# Craftsman GT6000 Clock Skipped ahead!



## DForal (Jun 30, 2011)

Was wondering if anyone else has had their clock skip ahead? Mine went from 30-something to 60-something (was not paying close attention to the numbers). This actually happened shortly after I took delivery of a Sears Outlet unit that had 32 hours on it when I got it (Aug 2011). As of today, it has 82.8 hrs and the clock has not changed (abnormally) since. I made a note of it in my owners manual when it happened and have been subtracting 30 hours from the reading for maintenance work. Dave


----------



## wjjones (May 28, 2010)

...Its daylight savings time......... Just kidding I have seen some do that as well actually skip forward, and backward. I couldnt tell you why though it must be a glitch in the hr meter..


----------



## Bill Kapaun (May 8, 2007)

If you leave the key on, the hour meter runs.


----------



## JoeKP (Feb 23, 2012)

where can you buy an hour meter? i need some new ones


----------



## DForal (Jun 30, 2011)

Bill Kapaun said:


> If you leave the key on, the hour meter runs.

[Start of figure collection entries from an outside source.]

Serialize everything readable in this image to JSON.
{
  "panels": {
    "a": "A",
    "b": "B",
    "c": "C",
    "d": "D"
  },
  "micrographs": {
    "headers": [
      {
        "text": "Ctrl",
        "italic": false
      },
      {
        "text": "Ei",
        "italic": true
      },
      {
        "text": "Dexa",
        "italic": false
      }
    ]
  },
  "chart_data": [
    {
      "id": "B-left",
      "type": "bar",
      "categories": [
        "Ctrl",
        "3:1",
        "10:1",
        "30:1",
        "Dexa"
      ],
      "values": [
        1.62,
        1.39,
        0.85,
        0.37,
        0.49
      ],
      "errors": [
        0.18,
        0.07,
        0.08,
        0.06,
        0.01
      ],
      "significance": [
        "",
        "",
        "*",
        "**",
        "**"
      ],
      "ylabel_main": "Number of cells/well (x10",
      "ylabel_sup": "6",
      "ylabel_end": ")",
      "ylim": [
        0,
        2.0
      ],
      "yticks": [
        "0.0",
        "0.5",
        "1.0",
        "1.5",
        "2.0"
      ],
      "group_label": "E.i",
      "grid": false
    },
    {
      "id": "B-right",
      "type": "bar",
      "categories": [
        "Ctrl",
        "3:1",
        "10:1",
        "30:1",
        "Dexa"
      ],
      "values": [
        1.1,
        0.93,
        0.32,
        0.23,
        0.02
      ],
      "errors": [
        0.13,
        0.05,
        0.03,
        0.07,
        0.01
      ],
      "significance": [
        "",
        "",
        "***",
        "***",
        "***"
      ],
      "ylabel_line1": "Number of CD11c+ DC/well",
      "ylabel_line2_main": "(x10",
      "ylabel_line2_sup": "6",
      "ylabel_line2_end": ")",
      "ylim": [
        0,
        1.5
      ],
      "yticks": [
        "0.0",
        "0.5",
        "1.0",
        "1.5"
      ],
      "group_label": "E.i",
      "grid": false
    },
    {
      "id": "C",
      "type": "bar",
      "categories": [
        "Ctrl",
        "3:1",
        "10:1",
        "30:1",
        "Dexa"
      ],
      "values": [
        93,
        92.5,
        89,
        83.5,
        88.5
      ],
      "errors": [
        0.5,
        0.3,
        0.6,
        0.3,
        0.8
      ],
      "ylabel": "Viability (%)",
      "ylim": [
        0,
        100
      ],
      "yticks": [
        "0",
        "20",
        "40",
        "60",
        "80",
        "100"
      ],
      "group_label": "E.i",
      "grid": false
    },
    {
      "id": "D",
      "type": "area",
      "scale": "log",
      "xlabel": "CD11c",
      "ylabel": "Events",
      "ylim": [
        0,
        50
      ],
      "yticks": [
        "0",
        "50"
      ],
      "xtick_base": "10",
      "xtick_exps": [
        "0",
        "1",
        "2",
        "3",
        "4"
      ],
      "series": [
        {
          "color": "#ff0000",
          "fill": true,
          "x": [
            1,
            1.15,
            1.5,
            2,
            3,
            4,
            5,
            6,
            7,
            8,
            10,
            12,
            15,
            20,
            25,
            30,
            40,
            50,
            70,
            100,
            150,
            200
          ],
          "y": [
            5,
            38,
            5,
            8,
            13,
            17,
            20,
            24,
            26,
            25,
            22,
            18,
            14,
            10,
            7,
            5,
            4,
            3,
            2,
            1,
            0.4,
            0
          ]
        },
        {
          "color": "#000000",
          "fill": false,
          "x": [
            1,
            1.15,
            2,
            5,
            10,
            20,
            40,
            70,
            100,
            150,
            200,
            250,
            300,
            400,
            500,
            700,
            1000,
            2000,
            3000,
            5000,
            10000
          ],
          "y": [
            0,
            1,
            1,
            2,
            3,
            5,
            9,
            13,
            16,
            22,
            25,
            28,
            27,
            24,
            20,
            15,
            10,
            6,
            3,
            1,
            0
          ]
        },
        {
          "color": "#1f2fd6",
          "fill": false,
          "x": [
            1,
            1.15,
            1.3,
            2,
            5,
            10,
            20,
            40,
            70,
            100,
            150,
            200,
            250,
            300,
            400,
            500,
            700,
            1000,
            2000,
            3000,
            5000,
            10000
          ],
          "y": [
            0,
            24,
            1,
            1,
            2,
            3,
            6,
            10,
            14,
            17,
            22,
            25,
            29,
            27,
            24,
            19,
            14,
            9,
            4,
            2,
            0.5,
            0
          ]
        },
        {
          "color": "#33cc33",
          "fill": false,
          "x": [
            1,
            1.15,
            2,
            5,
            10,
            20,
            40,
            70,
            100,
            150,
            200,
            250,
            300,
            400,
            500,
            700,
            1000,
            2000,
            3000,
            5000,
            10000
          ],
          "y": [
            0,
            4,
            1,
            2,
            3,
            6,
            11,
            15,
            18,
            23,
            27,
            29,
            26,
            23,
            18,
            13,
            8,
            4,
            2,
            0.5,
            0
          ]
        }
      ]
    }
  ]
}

That could explain it; maybe I left the key in the "on" position overnight. Thanks!


----------



## wjjones (May 28, 2010)

DForal said:


> That could explain it; maybe I left the key in the "on" position overnight. Thanks!



Yep I forgot that one my neighbors kid left his on for 3 days once, and ran the hrs way up.. Good call Bill....


----------